|Peter Lorre as Mr. Moto|
"Half of the world spends its time laughing at the other half -- and both are fools." -- Mr. Moto.
"Strange people, these Americans." -- ditto.
On a liner heading for China, a mysterious Japanese man named Mr. Moto (Peter Lorre) encounters a pleasant young fellow named Bob Hitchings (Thomas Beck), whose father owns the steamship company. Bob falls hard for another mysterious person, Gloria (Virginia Field), who is employed as a singer at the International Club in Shanghai. Gloria's employer, Nicolas Marloff (Sig Ruman) is up to some skulduggery and Mr. Moto seems to have an uncertain role in this. Is he good guy or bad? Although Think Fast, Mr. Moto, the first of the Mr.
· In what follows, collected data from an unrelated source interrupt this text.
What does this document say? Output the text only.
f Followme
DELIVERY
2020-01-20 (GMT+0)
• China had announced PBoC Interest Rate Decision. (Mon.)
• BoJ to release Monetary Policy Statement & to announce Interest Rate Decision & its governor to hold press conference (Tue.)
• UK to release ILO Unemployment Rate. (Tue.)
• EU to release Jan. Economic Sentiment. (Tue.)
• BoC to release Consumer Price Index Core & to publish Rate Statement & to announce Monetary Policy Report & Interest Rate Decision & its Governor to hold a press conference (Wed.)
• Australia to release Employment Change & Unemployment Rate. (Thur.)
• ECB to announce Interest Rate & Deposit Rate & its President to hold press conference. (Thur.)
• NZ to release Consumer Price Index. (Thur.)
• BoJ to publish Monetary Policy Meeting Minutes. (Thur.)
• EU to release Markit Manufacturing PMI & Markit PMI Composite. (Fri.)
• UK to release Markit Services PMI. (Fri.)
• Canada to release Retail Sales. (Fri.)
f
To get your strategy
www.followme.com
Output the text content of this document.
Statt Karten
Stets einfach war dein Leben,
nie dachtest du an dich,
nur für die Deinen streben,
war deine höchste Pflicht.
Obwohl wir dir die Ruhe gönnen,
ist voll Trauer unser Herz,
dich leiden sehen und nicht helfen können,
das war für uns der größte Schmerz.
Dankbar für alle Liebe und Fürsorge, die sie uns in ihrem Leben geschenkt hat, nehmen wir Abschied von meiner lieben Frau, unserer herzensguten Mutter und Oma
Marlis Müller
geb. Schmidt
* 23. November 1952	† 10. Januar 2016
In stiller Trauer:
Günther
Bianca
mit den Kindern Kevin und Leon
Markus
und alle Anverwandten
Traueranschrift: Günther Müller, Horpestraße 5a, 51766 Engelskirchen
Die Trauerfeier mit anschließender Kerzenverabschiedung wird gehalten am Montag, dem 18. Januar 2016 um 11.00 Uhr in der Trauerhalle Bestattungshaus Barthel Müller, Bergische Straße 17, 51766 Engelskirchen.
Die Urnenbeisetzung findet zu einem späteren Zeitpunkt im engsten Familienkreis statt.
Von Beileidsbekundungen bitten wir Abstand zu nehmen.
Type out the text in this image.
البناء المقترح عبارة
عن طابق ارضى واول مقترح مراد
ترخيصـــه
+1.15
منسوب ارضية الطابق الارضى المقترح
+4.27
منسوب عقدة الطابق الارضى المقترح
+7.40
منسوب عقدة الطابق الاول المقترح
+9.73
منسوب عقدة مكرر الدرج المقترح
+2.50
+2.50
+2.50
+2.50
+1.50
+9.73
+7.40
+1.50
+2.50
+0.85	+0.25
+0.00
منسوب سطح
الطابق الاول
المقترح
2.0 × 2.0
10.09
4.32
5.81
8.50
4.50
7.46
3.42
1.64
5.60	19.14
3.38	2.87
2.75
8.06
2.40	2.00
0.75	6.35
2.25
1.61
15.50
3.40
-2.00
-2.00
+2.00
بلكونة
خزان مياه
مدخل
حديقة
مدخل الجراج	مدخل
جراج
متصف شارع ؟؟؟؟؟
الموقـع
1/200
Moto films, has a workable script and a fast pace, its primarily the performances that put it over, with Lorre superb as the importer who dabbles in detective work as a sideline, especially where his own concerns are involved. Thomas Beck is quite appealing as Bob, and Virginia Field [Repeat Performance] offers another of her expert portrayals as the mystery woman who has, perhaps, gotten herself in too deep. John Rogers scores as ship's steward, Carson, who may be hiding a shiv under his likable exterior, and there are nice turns from J. Carrol Naish as an assassin; Murray Kinnell as a business associate of Bob's father; and Lotus Long [Mr. Wong in Chinatown] as a hotel switchboard operator who helps Moto and is nearly killed for her troubles. Thomas Beck and Murray Kinnell both appeared in Charlie Chan in Paris.
Verdict: Good, snappy introduction to the Mr. Moto series. ***.